Regularnie odwiedzasz ginekologa i dentystę, starasz się jeść zdrowo i ćwiczyć, aby utrzymać ciało w dobrej kondycji, ale pewnie nie wiesz, że związek również wymaga regularnego serwisowania. Większość z nas, co dowiedziono, działa w trybie kryzysowym, czyli poświęcamy większą uwagę naszym relacjom dopiero wtedy, kiedy pojawia się jakiś problem. Ale, jak to mówią poetycznie terapeuci, związek jest jak ogród – trzeba nieustannie pilnować, aby nie zarosły go nam chwasty złożone z drobnych zaniedbań, konfliktów czy niedopowiedzeń. Oto, co można zrobić, zanim będzie za późno.

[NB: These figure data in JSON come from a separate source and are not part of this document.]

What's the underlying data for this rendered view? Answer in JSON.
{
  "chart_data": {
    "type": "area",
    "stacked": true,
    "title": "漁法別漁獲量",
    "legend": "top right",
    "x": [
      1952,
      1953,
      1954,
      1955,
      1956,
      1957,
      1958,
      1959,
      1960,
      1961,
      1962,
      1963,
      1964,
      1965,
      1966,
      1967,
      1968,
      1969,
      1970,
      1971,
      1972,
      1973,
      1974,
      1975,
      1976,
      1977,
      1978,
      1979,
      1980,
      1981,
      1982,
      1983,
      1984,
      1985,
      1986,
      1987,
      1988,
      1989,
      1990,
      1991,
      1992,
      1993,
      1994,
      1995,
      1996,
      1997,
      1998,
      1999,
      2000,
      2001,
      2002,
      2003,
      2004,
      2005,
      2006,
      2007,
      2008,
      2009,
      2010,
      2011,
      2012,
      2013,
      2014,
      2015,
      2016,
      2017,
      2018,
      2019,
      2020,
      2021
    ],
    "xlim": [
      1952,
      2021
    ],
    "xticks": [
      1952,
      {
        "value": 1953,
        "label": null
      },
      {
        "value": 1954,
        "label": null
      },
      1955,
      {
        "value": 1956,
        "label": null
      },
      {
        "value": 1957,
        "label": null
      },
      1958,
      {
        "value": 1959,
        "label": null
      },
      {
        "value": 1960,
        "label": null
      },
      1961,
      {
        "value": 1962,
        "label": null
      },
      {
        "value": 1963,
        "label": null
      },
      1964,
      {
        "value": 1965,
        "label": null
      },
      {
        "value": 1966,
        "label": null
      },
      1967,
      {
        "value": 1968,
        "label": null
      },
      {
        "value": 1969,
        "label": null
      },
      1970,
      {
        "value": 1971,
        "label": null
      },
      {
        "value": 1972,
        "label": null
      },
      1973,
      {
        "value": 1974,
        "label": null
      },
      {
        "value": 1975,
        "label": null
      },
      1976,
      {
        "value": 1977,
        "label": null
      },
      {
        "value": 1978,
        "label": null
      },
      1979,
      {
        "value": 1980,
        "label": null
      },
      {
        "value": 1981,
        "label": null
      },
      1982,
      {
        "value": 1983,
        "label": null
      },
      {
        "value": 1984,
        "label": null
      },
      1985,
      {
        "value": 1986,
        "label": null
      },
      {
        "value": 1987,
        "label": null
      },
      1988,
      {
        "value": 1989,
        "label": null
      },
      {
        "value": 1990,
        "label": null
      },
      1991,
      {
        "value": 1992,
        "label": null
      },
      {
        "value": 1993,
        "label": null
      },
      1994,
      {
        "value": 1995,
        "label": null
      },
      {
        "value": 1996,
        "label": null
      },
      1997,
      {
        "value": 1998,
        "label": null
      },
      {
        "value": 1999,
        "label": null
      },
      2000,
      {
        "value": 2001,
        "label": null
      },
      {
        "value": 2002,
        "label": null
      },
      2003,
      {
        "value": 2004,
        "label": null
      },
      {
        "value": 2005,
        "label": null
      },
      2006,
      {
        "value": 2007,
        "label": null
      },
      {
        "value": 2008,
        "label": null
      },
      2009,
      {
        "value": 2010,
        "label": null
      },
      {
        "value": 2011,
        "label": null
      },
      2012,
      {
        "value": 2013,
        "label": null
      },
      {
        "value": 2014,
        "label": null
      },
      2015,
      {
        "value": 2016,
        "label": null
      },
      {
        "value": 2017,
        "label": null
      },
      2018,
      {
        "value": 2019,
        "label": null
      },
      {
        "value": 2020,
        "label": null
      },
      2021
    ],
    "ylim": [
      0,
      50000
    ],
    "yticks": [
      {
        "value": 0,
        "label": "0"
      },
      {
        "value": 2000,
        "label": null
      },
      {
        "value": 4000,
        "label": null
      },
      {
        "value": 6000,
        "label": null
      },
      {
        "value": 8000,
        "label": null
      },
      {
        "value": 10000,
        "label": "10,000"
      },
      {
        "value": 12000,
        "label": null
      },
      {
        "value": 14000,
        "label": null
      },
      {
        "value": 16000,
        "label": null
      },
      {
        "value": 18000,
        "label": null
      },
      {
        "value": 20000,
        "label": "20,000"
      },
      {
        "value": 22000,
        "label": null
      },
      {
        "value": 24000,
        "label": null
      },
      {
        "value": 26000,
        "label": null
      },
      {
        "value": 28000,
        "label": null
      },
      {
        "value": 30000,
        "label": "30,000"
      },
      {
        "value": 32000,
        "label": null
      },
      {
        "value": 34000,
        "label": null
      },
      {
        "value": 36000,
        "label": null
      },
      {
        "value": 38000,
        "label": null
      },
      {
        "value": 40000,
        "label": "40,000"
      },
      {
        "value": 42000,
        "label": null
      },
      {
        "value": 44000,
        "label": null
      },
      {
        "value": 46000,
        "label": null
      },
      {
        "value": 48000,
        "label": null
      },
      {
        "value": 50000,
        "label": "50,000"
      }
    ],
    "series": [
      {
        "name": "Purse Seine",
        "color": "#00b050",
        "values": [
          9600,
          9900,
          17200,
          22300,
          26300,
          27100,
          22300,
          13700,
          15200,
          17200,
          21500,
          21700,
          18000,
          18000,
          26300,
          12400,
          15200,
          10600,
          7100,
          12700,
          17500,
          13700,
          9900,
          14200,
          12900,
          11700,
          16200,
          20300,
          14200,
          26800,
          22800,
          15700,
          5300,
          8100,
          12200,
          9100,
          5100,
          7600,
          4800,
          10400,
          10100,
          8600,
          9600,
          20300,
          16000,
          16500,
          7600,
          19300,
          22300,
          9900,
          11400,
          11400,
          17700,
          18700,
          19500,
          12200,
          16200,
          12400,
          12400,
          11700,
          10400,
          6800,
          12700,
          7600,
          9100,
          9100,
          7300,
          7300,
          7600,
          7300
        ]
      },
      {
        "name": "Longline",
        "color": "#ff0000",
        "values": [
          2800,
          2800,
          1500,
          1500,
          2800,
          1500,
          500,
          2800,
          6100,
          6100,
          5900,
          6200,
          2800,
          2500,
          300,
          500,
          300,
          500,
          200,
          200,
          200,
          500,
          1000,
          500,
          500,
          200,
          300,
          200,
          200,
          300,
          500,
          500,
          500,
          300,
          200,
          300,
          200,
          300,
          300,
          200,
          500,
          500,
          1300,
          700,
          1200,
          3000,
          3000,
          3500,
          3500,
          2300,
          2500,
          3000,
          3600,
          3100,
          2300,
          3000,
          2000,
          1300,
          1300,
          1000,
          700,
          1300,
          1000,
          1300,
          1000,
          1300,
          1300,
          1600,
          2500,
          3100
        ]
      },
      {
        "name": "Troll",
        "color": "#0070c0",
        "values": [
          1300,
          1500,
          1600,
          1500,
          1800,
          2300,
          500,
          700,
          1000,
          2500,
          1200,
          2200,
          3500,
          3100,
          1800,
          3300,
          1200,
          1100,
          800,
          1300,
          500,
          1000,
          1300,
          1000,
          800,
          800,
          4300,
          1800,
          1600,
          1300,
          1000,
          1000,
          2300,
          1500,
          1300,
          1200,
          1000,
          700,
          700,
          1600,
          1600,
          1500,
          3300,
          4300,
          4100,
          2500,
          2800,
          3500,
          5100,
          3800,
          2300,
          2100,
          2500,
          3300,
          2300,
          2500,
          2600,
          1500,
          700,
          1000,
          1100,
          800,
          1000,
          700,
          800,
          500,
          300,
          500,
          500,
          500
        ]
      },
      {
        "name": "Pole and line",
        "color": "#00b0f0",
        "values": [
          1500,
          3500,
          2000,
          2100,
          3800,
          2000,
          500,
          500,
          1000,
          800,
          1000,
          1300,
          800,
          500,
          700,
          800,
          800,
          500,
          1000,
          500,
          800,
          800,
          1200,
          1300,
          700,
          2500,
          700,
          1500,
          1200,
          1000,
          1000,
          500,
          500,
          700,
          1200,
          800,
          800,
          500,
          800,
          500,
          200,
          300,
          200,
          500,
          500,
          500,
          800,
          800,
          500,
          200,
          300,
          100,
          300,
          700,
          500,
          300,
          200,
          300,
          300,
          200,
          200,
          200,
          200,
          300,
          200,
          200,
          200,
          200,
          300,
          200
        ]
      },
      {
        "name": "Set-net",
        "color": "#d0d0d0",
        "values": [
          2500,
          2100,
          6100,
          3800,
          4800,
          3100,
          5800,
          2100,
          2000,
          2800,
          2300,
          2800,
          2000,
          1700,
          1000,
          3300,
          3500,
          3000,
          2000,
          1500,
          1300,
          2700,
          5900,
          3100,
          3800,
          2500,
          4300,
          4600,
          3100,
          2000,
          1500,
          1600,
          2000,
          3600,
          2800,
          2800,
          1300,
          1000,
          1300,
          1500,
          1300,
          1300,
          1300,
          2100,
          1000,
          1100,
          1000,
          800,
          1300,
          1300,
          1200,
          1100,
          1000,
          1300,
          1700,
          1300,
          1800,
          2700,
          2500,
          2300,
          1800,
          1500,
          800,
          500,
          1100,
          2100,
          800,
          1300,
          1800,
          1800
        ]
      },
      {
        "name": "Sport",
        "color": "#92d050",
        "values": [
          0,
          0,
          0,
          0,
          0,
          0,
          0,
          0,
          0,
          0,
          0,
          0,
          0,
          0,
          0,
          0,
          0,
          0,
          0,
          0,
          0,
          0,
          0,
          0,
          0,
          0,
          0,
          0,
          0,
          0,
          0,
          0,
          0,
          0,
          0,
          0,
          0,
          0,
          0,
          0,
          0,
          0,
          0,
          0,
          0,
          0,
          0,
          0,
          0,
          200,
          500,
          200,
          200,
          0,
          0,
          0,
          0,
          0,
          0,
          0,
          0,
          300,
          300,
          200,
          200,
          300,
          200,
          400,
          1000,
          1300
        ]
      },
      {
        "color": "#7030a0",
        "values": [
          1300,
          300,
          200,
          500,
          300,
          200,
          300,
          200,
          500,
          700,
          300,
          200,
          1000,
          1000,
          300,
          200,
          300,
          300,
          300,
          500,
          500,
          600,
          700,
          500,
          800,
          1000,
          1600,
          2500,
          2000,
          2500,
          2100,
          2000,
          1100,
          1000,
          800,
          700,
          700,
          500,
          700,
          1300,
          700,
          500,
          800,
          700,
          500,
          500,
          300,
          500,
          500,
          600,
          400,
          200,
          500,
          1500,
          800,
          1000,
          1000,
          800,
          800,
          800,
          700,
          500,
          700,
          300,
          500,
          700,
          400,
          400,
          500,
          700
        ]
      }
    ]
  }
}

1. Zakładaj dobre intencje
Tak to już jest, że większość z nas ma tendencję do dopatrywania się czegoś osobistego w tych działaniach naszego partnera, które nam się nie podobają. Dzieje się tak szczególnie wtedy, kiedy jesteśmy już poirytowane i trudno nam się zdystansować. Jest to naturalne, ponieważ nasze relacje są osobiste. Ale w 9 przypadkach na 10 denerwowanie Ciebie nie leży w jego intencjach. Mnóstwo naszych reakcji bazuje na scenariuszach, które same tworzymy sobie w głowie, a nie na tym, co dzieje się naprawdę. Dlaczego mamy zakładać od razu złe intencje u osoby, która jest nam przecież bliska i pewnie nie chce nam robić krzywdy? Równie dobrze możemy założyć, że on nie miał żadnych specjalnych intencji, tylko tak jakoś wyszło. Dlaczego same się dołujemy i pozwalamy, aby psuło to atmosferę w związku? Proponuję regularnie robić poniższe ćwiczenie. Powiedz sobie: „Dzisiaj wybiorę najbardziej pozytywną interpretację dla tego, co mnie zdenerwuje”. Wynik? Możesz skupić się na tym, co dobre, i szybko wrócić do siebie po chwilowych wpadkach.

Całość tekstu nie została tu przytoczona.